Monday Morning Musings:

“Turn a page, walk the lines of sentences: the singer steps out, and conjures a world of color and noise in the space inside your head.”
― Anthony Doerr, Cloud Cuckoo Land

“Sunrise, sunset
Sunrise, sunset
Swiftly fly the years
One season following another
Laiden with happiness and tears”
Jerry Bock / Sheldon Harnick, “Sunrise, Sunset,” Fiddler on the Roof

“Let the music commence from inside
Not only one sense, but use all five
Come to your senses
Come to your senses
Come to your senses
Baby come back
Alive”
Jonathan Larson, “Come to Your Senses,” Tick Tick . . .Boom!

There’s an ache for those who’ve passed
into memory, held within our hearts,
carried on in blood, skin, genes within our jeans—

my older child and I once shared a gown, now we share the sky,
our tongues taste the wind, we watch vultures fly.

We gather—together, we form and fashion light,
our senses alive, we’re wicks in scented wax,
held fast

flickering and flaming, creating a glow that burns
in darkness, a miracle reclaiming bright,

the red and gold against the dim
and cold November nights, when

we break bread together, we eat, and we drink
our senses tuned to color, we catch
the rising and setting sun, the clouds, the river

Sunrise Reflections, Delaware River

that flows through shadows, reflecting the gleam–
what was, what might be—unseen–
the ghosts that surrounding,

whisper “remember us,” as we share dreams
of now and tomorrow—
tears come, so does laughter–

our senses alive to shade and hue, the soul-filled tunes,
all the stories of the past—and now,
one season following another through traditions and change,
we turn the page again–and wait—

hear the fiddler, hear his song,
feel the whispers—tree sighs, squirrel chatter, birdwings of light–

all the things there all along, all the joy and grief,
and the magic yet to come.

Our older child and their wife were here last week.
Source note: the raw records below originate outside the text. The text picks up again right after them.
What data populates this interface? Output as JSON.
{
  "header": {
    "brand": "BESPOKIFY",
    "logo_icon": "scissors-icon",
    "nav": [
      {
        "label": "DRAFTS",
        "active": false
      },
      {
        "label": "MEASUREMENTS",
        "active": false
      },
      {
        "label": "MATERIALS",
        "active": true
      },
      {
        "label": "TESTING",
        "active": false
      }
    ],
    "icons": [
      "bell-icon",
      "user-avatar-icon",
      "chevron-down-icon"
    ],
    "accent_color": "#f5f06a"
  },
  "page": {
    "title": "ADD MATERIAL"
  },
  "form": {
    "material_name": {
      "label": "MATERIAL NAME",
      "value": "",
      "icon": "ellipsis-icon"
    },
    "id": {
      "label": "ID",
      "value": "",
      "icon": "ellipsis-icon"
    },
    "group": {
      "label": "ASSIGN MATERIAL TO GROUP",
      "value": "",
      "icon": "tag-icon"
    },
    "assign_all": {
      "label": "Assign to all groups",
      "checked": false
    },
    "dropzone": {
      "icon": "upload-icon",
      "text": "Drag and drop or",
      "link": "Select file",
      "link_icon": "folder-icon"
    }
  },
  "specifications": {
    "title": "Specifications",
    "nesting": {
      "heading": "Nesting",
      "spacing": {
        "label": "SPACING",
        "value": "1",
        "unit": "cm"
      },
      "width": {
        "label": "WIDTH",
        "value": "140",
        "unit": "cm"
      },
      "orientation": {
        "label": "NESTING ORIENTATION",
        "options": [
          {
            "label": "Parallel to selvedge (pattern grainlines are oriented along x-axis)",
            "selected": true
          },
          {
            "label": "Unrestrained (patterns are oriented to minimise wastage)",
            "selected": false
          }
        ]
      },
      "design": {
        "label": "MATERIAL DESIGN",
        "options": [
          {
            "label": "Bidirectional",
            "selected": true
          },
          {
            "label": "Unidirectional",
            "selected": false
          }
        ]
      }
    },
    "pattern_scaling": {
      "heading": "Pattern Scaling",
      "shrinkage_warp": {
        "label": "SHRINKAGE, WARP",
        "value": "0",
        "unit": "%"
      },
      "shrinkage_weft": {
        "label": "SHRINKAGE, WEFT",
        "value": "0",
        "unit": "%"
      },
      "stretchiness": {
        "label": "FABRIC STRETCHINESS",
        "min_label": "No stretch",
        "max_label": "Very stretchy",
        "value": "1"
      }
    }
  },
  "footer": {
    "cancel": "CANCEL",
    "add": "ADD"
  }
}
We had not seen them since before the pandemic, and it was wonderful to have them here. Our daughter, our younger child, came over and we made candles one day, then broke up loaves of bread for stuffing. On Thanksgiving, some other family members came for dinner, and the famous cranberry squirrel was present again. While our older child was here, we re-watched Fiddler on the Roof. It’s been a while since I’ve watched the entire movie. It was great to see it again. I listened to the soundtrack while I fried latkes last night for the first night of Hanukkah.

Last dinner after dinner, my husband and I watched Tick, tick. . .Boom! (Netflix). It’s truly a love letter to musical theater—a movie based on Jonathan Larson’s 3-person musical about writing his first unsuccessful musical, but the movie is directed by Lin Manuel Miranda, who was inspired by seeing Larson’s Rent–and Larson was inspired and mentored by Stephen Sondheim, who died on Friday. There’s a musical number in the show that becomes a tribute to Sondheim’s Sunday in the Park with George. The real Sondheim leaves a voicemail message in the movie. Our older child’s college essay was on what Rent meant to them, so I guess we’re connected, too.

I’m nearly finished with Cloud Cuckoo Land, a novel by Anthony Doerr. Of course, I love it. It’s such a Merril book (multiple timelines and connections, light, color, history. . .and books, libraries, and librarians.).